Sa respiration était faible et laborieuse.
Un matin, le médecin du dispensaire communautaire m’a pris à part et m’a dit sans détour,
« Elle est très faible. Je ne pense pas qu’il lui reste beaucoup de temps. »
Cet après-midi-là, en quittant la clinique, je l’ai aidée à monter lentement dans un taxi. Doña Carmen est restée silencieuse, regardant par la fenêtre comme si elle voyait une ville qui ne lui appartenait plus.
Avant de sortir devant sa maison, elle a dit :
« Diego… quand je mourrai, ne les laisse pas jeter mes affaires sans vérifier la garde-robe. »
J’ai senti un coup dans la poitrine.
«Ne dites pas ça.»
«Promets-le-moi.»
Encore ce mot.
Et j’ai de nouveau hoché la tête.
Les deux dernières semaines ont été très difficiles.
Elle pouvait à peine manger.
J’ai humidifié ses lèvres avec de l’eau.
J’ai bordé ses couvertures.
Je lisais à voix haute les gros titres des journaux pour qu’elle sente que le monde continuait d’entrer par sa porte.
Un soir, elle m’a saisi le poignet avec une force que je ne lui connaissais pas encore.
“Pardonne-moi.”
“Pour quoi?”
Ses yeux se sont remplis de larmes.
«Pour ne pas vous avoir payé.»
Quelque chose s’est brisé en moi.
« Vous ne me devez rien, Doña Carmen. »
Elle secoua à peine la tête.
« Oui, je le sais.

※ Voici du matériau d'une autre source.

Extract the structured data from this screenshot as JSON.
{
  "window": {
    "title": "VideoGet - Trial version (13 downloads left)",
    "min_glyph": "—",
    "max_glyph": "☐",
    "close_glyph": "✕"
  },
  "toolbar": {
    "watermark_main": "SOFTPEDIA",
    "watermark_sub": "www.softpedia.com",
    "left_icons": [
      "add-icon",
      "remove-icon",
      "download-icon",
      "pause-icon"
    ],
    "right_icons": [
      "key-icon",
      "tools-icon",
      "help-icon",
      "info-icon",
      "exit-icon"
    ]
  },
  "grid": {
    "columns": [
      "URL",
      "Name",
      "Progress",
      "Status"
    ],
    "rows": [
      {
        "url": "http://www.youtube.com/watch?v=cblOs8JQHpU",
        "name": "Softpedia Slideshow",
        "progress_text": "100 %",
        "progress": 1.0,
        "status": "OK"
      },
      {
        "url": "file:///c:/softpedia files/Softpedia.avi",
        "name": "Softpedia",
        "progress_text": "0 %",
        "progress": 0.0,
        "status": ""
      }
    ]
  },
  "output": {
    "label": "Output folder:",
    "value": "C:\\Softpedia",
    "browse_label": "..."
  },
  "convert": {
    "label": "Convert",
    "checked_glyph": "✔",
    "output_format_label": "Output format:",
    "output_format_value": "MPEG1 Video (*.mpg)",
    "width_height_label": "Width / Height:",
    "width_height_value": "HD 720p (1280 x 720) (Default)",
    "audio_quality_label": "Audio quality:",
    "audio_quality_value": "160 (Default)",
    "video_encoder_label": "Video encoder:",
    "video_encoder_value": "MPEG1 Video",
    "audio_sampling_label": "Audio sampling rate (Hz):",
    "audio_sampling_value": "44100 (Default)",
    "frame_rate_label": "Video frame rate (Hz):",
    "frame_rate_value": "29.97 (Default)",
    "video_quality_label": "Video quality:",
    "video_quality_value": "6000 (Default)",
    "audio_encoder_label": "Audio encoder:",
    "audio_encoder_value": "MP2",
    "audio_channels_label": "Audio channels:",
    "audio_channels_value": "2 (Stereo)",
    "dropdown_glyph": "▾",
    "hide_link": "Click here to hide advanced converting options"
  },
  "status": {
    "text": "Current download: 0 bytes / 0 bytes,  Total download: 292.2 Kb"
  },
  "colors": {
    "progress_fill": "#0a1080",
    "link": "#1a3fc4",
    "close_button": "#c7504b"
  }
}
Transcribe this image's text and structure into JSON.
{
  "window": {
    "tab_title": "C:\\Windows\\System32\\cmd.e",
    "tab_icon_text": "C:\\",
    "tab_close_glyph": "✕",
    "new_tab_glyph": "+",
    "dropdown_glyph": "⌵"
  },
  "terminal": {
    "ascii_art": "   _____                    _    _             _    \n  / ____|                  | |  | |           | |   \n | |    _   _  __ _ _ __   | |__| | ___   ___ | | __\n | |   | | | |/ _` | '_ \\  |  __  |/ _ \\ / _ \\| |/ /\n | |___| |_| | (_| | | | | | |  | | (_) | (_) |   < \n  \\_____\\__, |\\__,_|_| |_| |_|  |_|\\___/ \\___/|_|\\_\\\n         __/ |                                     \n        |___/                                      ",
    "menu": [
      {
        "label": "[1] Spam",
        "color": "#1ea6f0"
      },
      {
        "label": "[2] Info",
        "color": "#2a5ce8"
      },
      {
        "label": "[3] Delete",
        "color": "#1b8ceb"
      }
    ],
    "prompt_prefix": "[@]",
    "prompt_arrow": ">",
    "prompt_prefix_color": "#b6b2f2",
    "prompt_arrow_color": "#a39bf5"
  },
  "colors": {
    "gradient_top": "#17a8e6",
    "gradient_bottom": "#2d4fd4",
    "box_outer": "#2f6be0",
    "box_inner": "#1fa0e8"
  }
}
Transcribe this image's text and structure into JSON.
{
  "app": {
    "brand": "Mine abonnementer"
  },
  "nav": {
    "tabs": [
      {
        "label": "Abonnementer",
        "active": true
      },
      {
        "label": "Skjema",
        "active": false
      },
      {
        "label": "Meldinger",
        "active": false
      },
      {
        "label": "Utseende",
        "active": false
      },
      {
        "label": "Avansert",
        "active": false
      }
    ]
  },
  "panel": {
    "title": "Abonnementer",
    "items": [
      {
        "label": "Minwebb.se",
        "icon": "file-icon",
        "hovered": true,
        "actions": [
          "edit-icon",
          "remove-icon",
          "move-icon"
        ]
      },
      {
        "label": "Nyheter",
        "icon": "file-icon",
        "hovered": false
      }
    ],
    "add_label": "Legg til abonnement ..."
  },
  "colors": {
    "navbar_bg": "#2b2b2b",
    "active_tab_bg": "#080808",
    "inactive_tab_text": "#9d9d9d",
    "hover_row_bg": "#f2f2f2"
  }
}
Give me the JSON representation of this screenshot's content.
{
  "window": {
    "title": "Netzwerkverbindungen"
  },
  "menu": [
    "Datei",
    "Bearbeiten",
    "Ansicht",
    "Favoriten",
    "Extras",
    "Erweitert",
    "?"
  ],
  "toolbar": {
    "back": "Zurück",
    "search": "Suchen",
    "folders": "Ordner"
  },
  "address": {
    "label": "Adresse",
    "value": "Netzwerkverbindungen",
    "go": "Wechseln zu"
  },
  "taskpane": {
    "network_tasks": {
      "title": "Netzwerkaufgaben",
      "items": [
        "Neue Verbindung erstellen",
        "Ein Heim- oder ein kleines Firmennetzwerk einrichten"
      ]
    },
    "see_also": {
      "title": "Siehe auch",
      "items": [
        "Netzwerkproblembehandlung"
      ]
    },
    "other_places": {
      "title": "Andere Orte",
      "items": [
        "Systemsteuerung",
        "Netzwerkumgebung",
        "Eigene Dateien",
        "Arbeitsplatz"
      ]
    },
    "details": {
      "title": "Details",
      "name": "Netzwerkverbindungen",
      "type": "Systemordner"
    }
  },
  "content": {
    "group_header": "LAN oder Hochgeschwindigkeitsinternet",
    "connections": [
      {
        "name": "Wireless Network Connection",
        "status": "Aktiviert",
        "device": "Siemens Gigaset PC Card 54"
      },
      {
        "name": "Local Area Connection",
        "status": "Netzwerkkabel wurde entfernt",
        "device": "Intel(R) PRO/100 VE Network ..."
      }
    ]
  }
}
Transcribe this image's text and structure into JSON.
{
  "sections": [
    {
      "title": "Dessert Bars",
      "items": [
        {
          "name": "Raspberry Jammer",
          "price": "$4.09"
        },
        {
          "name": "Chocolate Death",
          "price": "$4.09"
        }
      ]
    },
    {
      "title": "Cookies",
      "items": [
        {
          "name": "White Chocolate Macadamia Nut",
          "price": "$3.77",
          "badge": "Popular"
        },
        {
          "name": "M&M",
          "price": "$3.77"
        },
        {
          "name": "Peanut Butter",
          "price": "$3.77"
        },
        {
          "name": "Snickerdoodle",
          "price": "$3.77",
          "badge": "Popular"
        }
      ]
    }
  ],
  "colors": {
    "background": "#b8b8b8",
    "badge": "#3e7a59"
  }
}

Mais ce n’est pas de l’argent que vous allez recevoir. »
Je n’ai pas compris ces mots.
Deux jours plus tard, à mon arrivée, le voisin d’en face se tenait sur le seuil, les yeux rouges.
Je connaissais la nouvelle avant même qu’elle ne prenne la parole.
« Elle est décédée à l’aube, mon fils. »
Je suis entrée dans la maison avec l’impression que mes jambes ne répondaient plus.
Tout était exactement pareil.
La tasse sur la table.
La vieille radio.
La canne appuyée contre le lit.
Mais elle n’était plus là.
Les pompes funèbres l’avaient emmenée quelques heures plus tôt, et ses enfants — que je n’avais jamais vus — avaient dit au téléphone qu’ils n’arriveraient que le lendemain.